Gli spunti di Cicchitto sono stati ripresi da Argentieri, che ha sottolineato la pericolosità del Presidente Russo denotando che “in questo momento, trovandosi all’angolo, c’è il rischio che Putin inizi a tirare pugni a destra e manca, anche colpendo ‘obiettivi sensibili’. Come la centrale di Zaporizhia.”
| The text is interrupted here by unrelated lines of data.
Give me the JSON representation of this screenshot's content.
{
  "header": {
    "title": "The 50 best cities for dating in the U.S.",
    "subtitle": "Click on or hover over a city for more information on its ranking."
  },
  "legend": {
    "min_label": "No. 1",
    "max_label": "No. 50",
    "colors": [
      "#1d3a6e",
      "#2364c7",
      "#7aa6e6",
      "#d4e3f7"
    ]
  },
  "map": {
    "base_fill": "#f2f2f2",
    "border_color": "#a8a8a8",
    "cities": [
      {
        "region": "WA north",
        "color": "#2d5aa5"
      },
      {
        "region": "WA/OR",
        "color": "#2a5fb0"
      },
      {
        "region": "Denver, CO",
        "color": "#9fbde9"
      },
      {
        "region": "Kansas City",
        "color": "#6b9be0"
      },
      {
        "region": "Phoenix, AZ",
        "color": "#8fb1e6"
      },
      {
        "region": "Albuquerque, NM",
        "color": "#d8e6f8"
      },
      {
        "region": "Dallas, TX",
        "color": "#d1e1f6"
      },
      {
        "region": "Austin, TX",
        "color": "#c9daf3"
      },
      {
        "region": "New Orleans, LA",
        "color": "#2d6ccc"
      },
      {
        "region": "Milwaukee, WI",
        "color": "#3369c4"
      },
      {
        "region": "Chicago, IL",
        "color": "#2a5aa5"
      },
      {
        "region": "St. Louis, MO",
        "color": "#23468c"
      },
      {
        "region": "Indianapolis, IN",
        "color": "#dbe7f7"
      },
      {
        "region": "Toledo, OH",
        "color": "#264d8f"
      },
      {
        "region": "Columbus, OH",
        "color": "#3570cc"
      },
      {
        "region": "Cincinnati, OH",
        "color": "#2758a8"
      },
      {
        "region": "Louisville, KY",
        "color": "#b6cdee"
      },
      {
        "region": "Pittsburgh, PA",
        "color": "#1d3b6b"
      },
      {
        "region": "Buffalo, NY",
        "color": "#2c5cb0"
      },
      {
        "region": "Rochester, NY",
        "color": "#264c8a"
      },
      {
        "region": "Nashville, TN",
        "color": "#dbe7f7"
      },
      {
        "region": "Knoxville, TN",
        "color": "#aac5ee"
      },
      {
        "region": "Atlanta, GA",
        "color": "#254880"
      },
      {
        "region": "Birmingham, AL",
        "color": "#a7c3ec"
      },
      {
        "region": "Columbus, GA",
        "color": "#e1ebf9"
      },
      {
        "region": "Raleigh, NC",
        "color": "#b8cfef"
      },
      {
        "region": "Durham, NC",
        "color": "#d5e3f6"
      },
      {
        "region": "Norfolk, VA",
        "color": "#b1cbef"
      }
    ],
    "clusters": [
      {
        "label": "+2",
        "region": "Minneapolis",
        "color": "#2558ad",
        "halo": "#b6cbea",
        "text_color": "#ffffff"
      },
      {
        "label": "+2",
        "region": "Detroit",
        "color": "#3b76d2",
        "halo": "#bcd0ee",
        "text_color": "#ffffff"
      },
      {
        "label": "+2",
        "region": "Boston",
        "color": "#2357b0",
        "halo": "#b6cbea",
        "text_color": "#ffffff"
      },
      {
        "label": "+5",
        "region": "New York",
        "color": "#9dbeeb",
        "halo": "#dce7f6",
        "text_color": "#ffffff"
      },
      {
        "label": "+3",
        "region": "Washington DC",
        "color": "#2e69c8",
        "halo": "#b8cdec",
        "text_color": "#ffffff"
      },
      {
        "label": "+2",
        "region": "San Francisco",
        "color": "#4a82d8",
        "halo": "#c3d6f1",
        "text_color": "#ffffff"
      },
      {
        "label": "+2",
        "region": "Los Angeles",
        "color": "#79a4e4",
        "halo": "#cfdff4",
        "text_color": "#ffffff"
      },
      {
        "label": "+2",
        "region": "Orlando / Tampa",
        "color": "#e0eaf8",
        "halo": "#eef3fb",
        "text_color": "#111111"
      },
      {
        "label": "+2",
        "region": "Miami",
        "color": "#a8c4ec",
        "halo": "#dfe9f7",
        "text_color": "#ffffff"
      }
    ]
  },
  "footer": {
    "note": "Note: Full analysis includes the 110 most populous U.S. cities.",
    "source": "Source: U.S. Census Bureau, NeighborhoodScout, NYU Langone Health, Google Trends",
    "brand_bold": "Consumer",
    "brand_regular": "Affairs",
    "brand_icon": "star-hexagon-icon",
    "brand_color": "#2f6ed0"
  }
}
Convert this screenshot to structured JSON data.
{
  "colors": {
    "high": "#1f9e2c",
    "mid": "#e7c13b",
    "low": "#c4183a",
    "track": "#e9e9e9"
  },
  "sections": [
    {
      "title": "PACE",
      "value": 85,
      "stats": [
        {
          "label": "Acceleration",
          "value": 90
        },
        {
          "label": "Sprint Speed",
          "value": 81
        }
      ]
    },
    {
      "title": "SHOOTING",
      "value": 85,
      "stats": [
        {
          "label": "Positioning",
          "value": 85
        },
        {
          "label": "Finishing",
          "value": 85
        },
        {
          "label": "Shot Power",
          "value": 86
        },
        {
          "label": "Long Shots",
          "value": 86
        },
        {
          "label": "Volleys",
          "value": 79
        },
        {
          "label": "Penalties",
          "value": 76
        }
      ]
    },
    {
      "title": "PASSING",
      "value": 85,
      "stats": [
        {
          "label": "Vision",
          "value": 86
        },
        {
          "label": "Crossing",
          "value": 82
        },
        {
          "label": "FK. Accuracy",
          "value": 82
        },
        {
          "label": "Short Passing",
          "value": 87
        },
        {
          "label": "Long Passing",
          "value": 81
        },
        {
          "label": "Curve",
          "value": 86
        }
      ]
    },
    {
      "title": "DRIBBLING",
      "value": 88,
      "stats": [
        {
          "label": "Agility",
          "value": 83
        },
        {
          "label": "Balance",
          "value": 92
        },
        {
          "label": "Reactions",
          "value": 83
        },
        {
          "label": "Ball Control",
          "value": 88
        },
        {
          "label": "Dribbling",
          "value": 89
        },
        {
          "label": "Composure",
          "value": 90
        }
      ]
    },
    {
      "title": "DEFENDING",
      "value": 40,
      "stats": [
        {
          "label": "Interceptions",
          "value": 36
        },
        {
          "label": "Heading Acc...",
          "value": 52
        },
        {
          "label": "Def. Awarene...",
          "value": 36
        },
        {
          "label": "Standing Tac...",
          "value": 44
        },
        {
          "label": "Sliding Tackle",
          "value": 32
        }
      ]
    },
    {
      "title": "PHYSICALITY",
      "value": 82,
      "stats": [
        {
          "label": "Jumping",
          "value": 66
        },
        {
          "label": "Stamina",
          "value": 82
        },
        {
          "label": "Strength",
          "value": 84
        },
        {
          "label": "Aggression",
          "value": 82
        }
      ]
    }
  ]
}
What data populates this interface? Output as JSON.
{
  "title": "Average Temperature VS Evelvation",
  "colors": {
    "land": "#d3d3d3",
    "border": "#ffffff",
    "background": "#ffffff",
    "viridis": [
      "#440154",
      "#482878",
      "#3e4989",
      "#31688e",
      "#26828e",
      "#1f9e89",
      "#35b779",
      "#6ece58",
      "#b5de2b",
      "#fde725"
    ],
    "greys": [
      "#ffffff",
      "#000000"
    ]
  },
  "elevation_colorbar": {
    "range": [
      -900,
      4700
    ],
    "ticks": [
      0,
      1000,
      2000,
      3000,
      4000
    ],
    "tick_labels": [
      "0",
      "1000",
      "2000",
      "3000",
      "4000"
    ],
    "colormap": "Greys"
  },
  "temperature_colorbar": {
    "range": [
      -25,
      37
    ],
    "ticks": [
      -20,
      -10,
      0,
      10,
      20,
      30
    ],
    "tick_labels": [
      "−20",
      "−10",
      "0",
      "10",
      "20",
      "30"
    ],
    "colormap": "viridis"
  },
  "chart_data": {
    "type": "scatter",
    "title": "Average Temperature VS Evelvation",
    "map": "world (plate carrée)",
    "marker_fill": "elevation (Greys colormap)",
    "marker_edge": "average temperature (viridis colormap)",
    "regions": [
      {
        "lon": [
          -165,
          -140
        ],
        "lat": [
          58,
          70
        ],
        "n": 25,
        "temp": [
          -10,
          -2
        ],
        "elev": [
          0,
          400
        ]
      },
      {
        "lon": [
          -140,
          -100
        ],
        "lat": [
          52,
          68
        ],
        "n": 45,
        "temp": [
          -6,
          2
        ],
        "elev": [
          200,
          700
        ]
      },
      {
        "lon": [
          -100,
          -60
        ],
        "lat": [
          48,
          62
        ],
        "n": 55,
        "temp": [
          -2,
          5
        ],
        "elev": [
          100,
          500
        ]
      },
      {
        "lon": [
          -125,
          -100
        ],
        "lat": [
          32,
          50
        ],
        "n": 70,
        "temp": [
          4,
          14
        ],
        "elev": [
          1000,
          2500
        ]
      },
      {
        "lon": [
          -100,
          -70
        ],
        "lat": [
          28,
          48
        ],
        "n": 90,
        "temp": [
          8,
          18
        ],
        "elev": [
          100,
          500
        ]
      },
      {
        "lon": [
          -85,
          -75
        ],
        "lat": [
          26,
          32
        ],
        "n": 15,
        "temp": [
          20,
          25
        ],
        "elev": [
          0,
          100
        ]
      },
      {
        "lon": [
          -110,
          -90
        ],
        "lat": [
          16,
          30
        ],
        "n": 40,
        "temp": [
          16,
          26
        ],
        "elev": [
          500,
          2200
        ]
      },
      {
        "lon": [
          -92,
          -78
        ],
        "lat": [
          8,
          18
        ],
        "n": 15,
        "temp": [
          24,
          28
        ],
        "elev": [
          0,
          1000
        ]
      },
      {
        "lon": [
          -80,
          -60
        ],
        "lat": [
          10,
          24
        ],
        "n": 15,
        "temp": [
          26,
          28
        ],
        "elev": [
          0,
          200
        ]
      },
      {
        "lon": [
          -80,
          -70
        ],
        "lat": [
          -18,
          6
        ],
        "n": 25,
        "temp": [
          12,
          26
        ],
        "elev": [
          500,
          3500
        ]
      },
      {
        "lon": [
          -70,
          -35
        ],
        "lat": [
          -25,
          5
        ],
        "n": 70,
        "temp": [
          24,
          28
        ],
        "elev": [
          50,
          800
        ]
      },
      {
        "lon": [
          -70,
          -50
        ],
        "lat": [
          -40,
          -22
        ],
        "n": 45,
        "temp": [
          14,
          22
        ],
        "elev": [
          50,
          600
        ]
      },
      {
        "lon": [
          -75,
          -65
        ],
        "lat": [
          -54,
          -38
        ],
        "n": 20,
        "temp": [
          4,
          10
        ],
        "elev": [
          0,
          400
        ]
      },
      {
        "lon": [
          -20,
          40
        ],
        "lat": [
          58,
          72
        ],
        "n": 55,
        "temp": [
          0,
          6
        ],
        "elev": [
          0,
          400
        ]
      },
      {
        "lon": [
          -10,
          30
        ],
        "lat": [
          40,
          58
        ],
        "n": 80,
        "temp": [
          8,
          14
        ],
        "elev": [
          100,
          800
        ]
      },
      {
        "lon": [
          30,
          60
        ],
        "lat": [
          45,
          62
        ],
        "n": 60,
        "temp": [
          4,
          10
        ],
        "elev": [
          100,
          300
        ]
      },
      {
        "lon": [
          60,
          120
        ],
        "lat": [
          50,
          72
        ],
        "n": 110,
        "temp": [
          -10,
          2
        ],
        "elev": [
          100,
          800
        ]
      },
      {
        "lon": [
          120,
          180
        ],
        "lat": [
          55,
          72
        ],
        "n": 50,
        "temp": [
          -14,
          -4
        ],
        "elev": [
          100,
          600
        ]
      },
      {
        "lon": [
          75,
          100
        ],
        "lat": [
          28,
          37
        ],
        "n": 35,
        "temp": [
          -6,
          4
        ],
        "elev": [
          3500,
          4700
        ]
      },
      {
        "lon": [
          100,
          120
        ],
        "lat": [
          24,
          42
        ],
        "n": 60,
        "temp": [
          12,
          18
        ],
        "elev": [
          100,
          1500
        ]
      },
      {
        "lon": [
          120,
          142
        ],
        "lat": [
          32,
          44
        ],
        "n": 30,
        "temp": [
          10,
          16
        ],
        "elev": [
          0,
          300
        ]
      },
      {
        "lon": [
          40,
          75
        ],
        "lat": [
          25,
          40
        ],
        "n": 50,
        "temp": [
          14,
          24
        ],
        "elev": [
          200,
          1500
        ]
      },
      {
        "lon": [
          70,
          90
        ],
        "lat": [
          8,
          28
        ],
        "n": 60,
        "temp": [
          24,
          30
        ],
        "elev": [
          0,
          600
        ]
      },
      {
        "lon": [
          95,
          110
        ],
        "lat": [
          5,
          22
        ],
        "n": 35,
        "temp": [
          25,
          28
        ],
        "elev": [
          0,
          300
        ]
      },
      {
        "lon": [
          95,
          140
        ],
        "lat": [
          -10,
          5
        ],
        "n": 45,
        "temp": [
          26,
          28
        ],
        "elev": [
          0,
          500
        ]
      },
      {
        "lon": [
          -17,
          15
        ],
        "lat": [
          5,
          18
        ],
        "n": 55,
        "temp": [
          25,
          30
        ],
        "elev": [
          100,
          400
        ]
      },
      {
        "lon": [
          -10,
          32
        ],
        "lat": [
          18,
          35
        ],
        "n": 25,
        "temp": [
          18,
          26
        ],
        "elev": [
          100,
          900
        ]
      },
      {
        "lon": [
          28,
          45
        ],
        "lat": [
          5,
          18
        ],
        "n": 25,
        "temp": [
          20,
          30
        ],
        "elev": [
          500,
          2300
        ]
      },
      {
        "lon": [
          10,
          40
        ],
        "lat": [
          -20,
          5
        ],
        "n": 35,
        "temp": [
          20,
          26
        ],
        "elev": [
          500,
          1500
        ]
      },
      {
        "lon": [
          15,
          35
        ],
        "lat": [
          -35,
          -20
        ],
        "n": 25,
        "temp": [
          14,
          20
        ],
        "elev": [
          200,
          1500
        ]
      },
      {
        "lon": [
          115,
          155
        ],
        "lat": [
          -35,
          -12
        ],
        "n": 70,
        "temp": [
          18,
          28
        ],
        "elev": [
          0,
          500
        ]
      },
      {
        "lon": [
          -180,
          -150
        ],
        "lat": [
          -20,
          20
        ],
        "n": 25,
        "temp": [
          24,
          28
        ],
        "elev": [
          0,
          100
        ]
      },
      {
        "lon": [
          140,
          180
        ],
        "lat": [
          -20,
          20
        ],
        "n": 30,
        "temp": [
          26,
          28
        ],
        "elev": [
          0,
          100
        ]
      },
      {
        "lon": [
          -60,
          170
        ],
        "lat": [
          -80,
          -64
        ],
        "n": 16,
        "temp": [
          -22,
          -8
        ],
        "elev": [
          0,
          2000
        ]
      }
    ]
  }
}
L’accademico ha anche sottolineato come la cosiddetta information warfare, e più in generale l’approccio bellico non-lineare, sia una costante che attraversa nei secoli la storia russa. Nel 1929, un astuto quanto cinico Litvinov mascherò abilmente la situazione di carestia artificiale causata in Ucraina tramite il controllo dei mezzi d’informazione. Possiamo considerare quell’episodio come il primo caso di information warfare ai danni dell’Ucraina. Anche l’episodio della strage di Katyn, su cui la responsabilità russa non è stata confermata fino agli ultimi anni dello scorso secolo, è stato oggetto di campagne propagandistiche da parte dell’Unione Sovietica durante tutta la seconda metà del ‘900.

Pierferdinando Casini focalizza il suo discorso sugli aspetti positivi che possono essere individuati anche in un contesto tragico come quello della crisi ucraina. “La storia si prende gioco di noi, e fatti che si verificano per un determinato scopo finiscono per avere effetto totalmente diverso. Nel dramma che stiamo vivendo oggi in Ucraina, dobbiamo vedere l’aspetto positivo: tutti noi abbiamo sperato all’inizio che la Russia potesse assimilarsi ai valori occidentali, poi per 10 anni abbiamo chiuso gli occhi davanti alla realtà; oggi la guerra in Ucraina apre gli occhi di tutti, anche di chi li voleva tenere chiusi a tutti i costi. E oggi l’occidente reagisce in modo compatto all’invasione Ucraina. La Nato  che secondo Macron aveva l’encefalogramma piatto ha ritrovato il senso della sua esistenza.”

Andrea Margelletti, ultimo dei relatori ad intervenire, si riaggancia alla questione della guerra dell’informazione. L’analista fa notare che: “L’uso dei social da parte russa dimostra struttura ed organizzazione. Vent’anni fa, la gente non aveva possibilità di esprimersi, ma ora i social gliel’hanno data. E i russi sfruttano le nostre ‘voglie’ tramite questi strumenti. Nel mondo non c’è una passione sfrenata per la Russia, quanto un antipatia diffusa per gli Usa, e Mosca la sfrutta a suo vantaggio. La forza della Russia è la debolezza dei sistemi occidentali: contano anche su il fatto che noi non siamo coesi.”

A chiudere il dibattito è Marta Ottaviani, con alcune parole incisive. “Io stessa, mentre scrivevo questo libro, stavo per cadere nella trappola della disinformazione del Cremlino. Porsi dei dubbi è l’unico modo efficace di sconfiggere questa minaccia” sono le parole con cui la giornalista fa calare il sipario sulla scena.